Sunday, March 17, 2019

The message.


The message



It was sitting in the opposite gutter, unusually small and improbably clean. It drew his attention. Held it. A car arrived and ran it over. White feathers flew as it disappeared under a tyre. As he was driving in traffic the scene was gone within two seconds.

But a sense of horror remained with him during the next half hour. Illogical really, as birds were killed by the hundreds on Britain’s roads daily, and he was far from unfamiliar with the deaths of far larger creatures. But as he parked, worked his way down his shopping list and drank coffee, the brief scene occupied the forefront of his mind. In fact it grew and grew in import and significance, until as he approached its location on the return journey he felt only dread at the mess he was about to drive past.

There was no sign of the dove. No corpse, no feathers, which jolted him. He took the next right, parked the car. Locked it and walked back the way he had driven. Not a single piece of evidence remained of the death he had witnessed. He wondered how good the city cleaners must be. Too good – there wasn’t even a bloodstain on the tarmac.
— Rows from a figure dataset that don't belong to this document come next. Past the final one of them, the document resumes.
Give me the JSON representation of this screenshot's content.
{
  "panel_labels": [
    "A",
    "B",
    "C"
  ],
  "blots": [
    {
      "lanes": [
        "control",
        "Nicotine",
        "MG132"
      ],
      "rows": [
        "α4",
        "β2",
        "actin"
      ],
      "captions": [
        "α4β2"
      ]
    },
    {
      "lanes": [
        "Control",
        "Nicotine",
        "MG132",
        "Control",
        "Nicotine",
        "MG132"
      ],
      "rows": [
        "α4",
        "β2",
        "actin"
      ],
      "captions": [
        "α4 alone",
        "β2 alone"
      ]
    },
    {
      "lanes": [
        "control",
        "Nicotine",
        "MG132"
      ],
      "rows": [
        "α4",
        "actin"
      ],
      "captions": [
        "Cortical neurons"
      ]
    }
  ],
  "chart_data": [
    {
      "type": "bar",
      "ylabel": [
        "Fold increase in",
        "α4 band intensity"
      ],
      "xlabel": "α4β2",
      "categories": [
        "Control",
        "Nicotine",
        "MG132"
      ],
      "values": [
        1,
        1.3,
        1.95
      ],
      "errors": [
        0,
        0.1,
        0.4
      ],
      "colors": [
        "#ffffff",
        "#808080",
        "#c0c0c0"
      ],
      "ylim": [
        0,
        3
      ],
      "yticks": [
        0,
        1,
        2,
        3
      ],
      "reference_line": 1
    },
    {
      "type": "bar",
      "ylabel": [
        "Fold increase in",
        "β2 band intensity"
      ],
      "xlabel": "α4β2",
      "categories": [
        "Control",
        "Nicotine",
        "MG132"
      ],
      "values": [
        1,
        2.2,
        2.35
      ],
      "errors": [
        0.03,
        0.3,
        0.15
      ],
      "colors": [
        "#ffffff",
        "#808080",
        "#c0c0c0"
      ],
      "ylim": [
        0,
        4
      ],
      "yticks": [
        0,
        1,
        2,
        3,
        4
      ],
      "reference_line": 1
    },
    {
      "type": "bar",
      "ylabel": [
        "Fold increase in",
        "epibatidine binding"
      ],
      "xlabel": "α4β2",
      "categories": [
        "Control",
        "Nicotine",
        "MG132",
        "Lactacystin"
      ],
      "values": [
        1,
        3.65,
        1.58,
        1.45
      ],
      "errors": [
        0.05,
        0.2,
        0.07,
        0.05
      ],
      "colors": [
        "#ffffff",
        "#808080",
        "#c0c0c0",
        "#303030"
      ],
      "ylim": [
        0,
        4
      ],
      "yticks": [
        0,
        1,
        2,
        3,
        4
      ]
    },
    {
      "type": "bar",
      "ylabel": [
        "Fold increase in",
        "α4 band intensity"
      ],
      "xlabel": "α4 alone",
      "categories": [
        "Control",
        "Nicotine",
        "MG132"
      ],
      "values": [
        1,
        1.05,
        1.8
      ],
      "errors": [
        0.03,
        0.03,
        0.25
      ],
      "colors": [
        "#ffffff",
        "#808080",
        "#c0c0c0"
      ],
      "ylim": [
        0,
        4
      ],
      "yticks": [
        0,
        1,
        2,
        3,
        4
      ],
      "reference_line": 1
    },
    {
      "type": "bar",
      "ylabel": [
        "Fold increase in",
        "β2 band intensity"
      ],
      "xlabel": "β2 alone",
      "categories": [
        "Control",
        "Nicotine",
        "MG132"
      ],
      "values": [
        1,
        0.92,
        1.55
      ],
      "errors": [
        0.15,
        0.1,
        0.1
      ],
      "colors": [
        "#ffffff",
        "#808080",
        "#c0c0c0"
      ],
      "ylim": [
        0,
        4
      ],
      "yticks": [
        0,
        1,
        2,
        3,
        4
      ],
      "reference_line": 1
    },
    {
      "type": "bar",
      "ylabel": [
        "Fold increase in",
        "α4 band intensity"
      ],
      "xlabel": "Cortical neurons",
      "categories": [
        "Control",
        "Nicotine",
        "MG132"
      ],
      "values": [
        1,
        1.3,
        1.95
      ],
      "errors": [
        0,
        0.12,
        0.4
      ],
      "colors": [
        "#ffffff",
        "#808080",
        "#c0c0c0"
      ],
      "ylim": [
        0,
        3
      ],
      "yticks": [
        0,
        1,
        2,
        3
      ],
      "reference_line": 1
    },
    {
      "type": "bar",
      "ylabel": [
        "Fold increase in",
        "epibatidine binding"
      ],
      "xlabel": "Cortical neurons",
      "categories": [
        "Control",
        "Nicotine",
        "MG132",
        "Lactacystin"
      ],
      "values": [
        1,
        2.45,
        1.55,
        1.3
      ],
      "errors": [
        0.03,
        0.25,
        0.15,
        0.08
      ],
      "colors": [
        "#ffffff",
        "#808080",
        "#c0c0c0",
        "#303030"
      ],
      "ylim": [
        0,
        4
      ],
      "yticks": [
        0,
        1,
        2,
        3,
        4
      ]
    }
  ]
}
He walked on 50 yards, pulled his phone from his pocket. Glanced at the screen, raised his eyebrows. Stopped and leaned on a fence in pantomime of addressing an incoming issue. Tapped the screen a few times, then looked up and round as if for inspiration. A tricky message requiring a properly-considered reply.

There were no cameras, no watchers, no parked vehicles, no signs of movement behind windows. This location wasn’t under surveillance.

So what the fuck had he seen? He couldn’t shake the feeling that perhaps the entire thing had happened inside his head rather than out on the street. It wasn’t a feeling that elicited comfort.